Further, the MusicLab experiments show that zero variable cost does not have to be an end in itself; rather, it can be a means to running a new kind of experiment. Notice that we did not use all of our participants to run a standard social influence lab experiment 100 times. Instead, we did something different, which you could think of as switching from a psychological experiment to a sociological experiment (Hedström 2006). Rather than focusing on individual decision-making, we focused our experiment on popularity, a collective outcome. This switch to a collective outcome meant that we required about 700 participants to produce a single data point (there were 700 people in each of the parallel worlds). That scale was only possible because of the cost structure of the experiment. In general, if researchers want to study how collective outcomes arise from individual decisions, group experiments such as MusicLab are very exciting. In the past, they have been logistically difficult, but those difficulties are fading because of the possibility of zero variable cost data.
In addition to illustrating the benefits of zero variable cost data, the MusicLab experiments also show a challenge with this approach: high fixed costs. In my case, I was extremely lucky to be able to work with a talented web developer named Peter Hausel for about six months to construct the experiment. This was only possible because my advisor, Duncan Watts, had received a number of grants to support this kind of research. Technology has improved since we built MusicLab in 2004, and it would be much easier to build an experiment like this now. But, high fixed cost strategies are really only possible for researchers who can somehow cover those costs.
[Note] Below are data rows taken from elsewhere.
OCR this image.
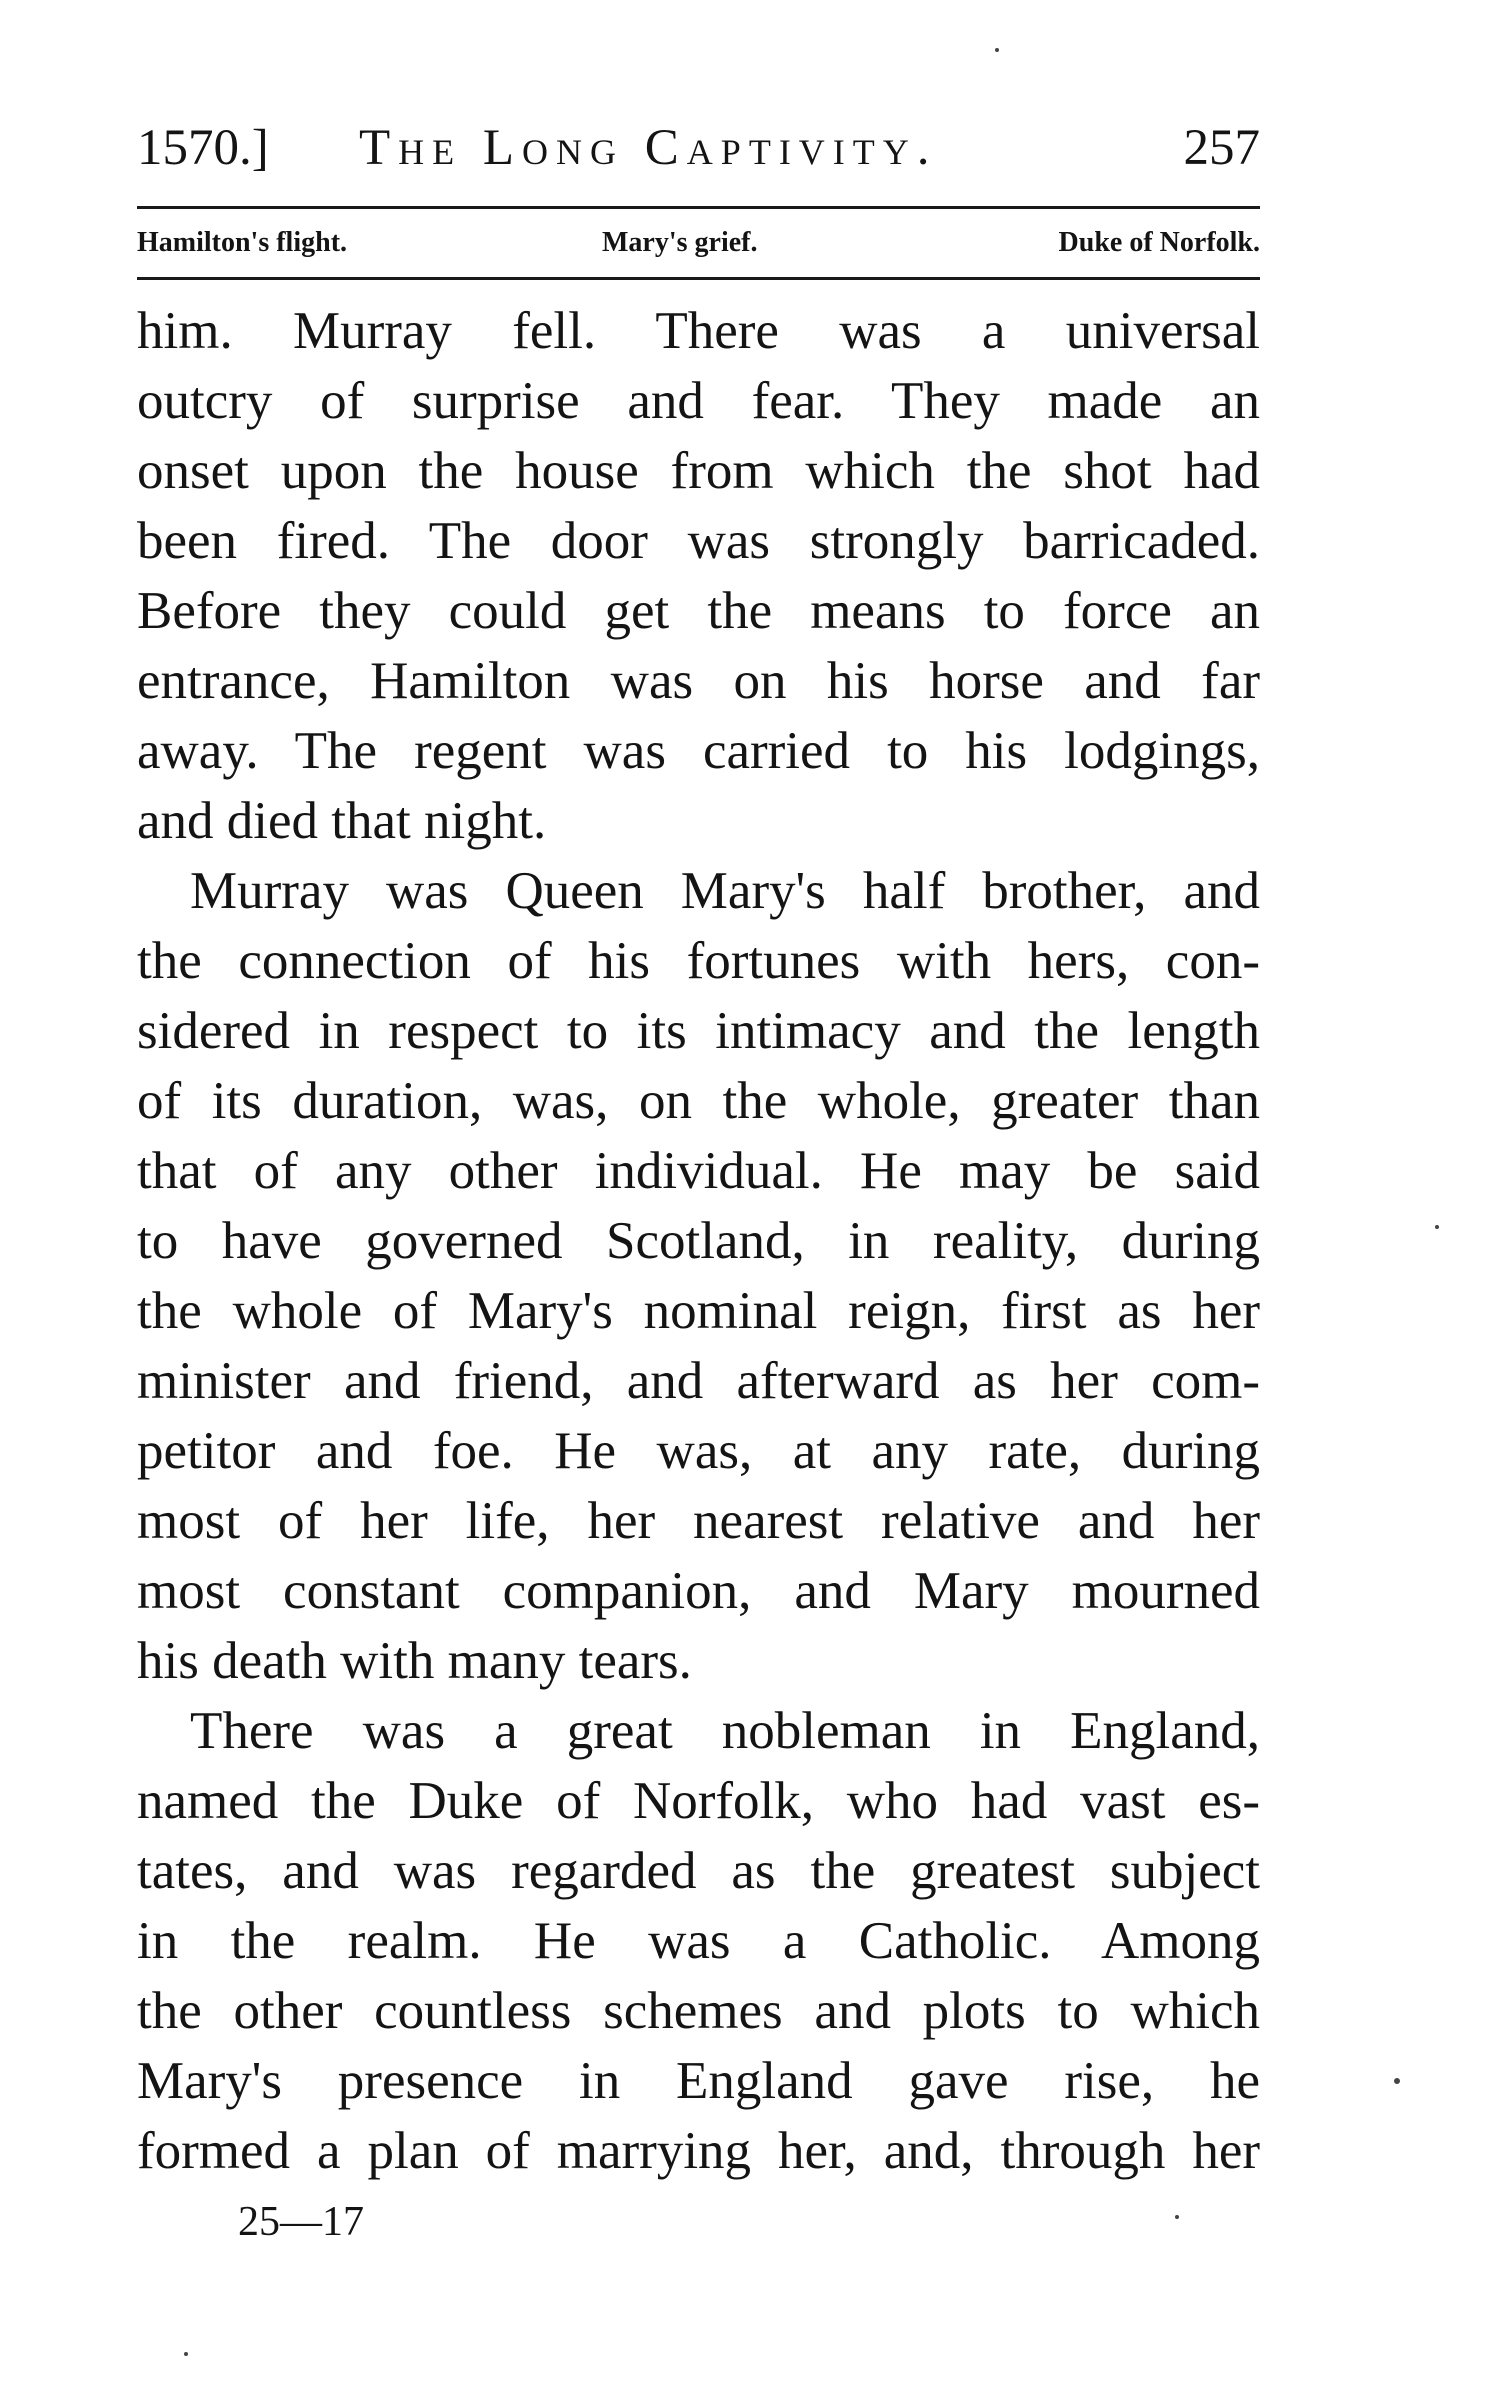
1570.] The Long Captivity.	257
Hamilton's flight.	Mary's grief.	Duke of Norfolk.
him. Murray fell. There was a universal
outcry of surprise and fear. They made an
onset upon the house from which the shot had
been fired. The door was strongly barricaded.
Before they could get the means to force an
entrance, Hamilton was on his horse and far
away. The regent was carried to his lodgings,
and died that night.
Murray was Queen Mary's half brother, and
the connection of his fortunes with hers, con-
sidered in respect to its intimacy and the length
of its duration, was, on the whole, greater than
that of any other individual. He may be said
to have governed Scotland, in reality, during
the whole of Mary's nominal reign, first as her
minister and friend, and afterward as her com-
petitor and foe. He was, at any rate, during
most of her life, her nearest relative and her
most constant companion, and Mary mourned
his death with many tears.
There was a great nobleman in England,
named the Duke of Norfolk, who had vast es-
tates, and was regarded as the greatest subject
in the realm. He was a Catholic. Among
the other countless schemes and plots to which
Mary's presence in England gave rise, he
formed a plan of marrying her, and, through her
25—17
In conclusion, digital experiments can have dramatically different cost structures than analog experiments. If you want to run really large experiments, you should try to decrease your variable cost as much as possible and ideally all the way to 0. You can do this by automating the mechanics of your experiment (e.g., replacing human time with computer time) and designing experiments that people want to be in. Researchers who can design experiments with these features will be able to run new kinds of experiments that were not possible in the past.